As I’ve stated often, I love buying into markets that have supposedly “broken support”. The first chart is a 60 minute chart of gold showing the “breaking of support”/running of sell stops/place where the “manipulators” reverse their positions/ideal place to “take the other side”. You can see the top and bottom of the range. Point #1 on the chart shows the big selling wave (on a short term basis only, we need to learn not to put too much emphasis on each short term wave up or down). That selling wave closed at the bottom of the corresponding price bar, and along with the volume (#1) spike, it “warned” me that the “manipulators” were gunning for taking out the bottom of the RANGE (“breaking support”) and setting up a Richard Wyckoff SPRING situation. And you can see the result, so far that is.
The second chart is a weekly chart over the last few years. This is the general process that I have been going through with this chart when I have given my gold outlooks over the last few years (archived).
#1 is the preliminary support (PS) or the “alert” that the beginning of the end of the DOWNTREND has started. But, definitely not the end. The PS is virtually always followed by a lower low.
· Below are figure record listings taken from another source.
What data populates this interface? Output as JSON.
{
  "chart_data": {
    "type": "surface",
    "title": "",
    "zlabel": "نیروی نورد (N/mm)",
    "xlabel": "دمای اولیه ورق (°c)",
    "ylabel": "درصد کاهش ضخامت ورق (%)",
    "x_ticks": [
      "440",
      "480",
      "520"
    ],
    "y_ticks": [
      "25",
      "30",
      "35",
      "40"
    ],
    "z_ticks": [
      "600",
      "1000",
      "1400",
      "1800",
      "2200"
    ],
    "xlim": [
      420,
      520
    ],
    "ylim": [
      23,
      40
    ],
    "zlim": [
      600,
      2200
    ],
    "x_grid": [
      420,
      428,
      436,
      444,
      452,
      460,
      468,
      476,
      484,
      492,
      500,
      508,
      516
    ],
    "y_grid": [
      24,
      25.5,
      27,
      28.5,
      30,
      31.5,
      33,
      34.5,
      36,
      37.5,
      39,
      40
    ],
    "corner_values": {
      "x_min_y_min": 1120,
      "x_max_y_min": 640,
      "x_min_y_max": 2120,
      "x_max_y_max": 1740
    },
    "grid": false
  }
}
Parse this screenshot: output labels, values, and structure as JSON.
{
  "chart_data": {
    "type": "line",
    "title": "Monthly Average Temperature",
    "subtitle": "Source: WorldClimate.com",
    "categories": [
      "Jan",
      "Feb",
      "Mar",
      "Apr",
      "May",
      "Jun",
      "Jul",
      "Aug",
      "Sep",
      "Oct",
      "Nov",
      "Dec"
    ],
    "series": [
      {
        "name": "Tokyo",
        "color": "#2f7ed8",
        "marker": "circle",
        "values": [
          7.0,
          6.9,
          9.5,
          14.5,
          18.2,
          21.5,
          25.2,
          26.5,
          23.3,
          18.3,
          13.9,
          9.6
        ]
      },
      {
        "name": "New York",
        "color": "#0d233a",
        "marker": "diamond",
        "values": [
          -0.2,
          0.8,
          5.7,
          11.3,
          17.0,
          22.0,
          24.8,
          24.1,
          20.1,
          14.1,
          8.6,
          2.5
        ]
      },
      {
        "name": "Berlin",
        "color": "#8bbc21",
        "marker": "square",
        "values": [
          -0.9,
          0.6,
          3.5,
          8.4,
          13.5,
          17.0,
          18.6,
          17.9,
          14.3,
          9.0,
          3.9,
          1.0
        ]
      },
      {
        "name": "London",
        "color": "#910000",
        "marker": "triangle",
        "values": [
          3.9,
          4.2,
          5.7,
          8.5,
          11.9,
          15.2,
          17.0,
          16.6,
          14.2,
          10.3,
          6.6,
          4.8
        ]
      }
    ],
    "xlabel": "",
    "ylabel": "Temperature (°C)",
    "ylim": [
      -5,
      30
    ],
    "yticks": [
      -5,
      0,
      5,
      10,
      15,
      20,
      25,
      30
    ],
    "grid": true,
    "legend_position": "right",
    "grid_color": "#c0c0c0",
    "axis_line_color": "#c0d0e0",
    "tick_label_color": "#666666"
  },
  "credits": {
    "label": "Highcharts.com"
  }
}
#2 is the selling climax (SC) which is the ensuing lower low, with the volatile price ending well off of the low, and the volume increasing substantially, but, here’s the key, the volume must be less than at the PS. That shows the beginning of the downside pressure abating. The confusion comes in because you can have multiple SCs, but basically what’s going on is a testing and retesting process of the lows. It’s called ACCUMULATION and it’s incredibly important to learn, understand and respect it.
#3 is where I gave my first public recommendation to buy gold since late 2008. The point where I believed that combination of RISK and PROBABILITIES had become very favorable. And in this UPTREND in PMs, I am mostly focused on the miners.
And, BTW, you can use this general process for every time frame.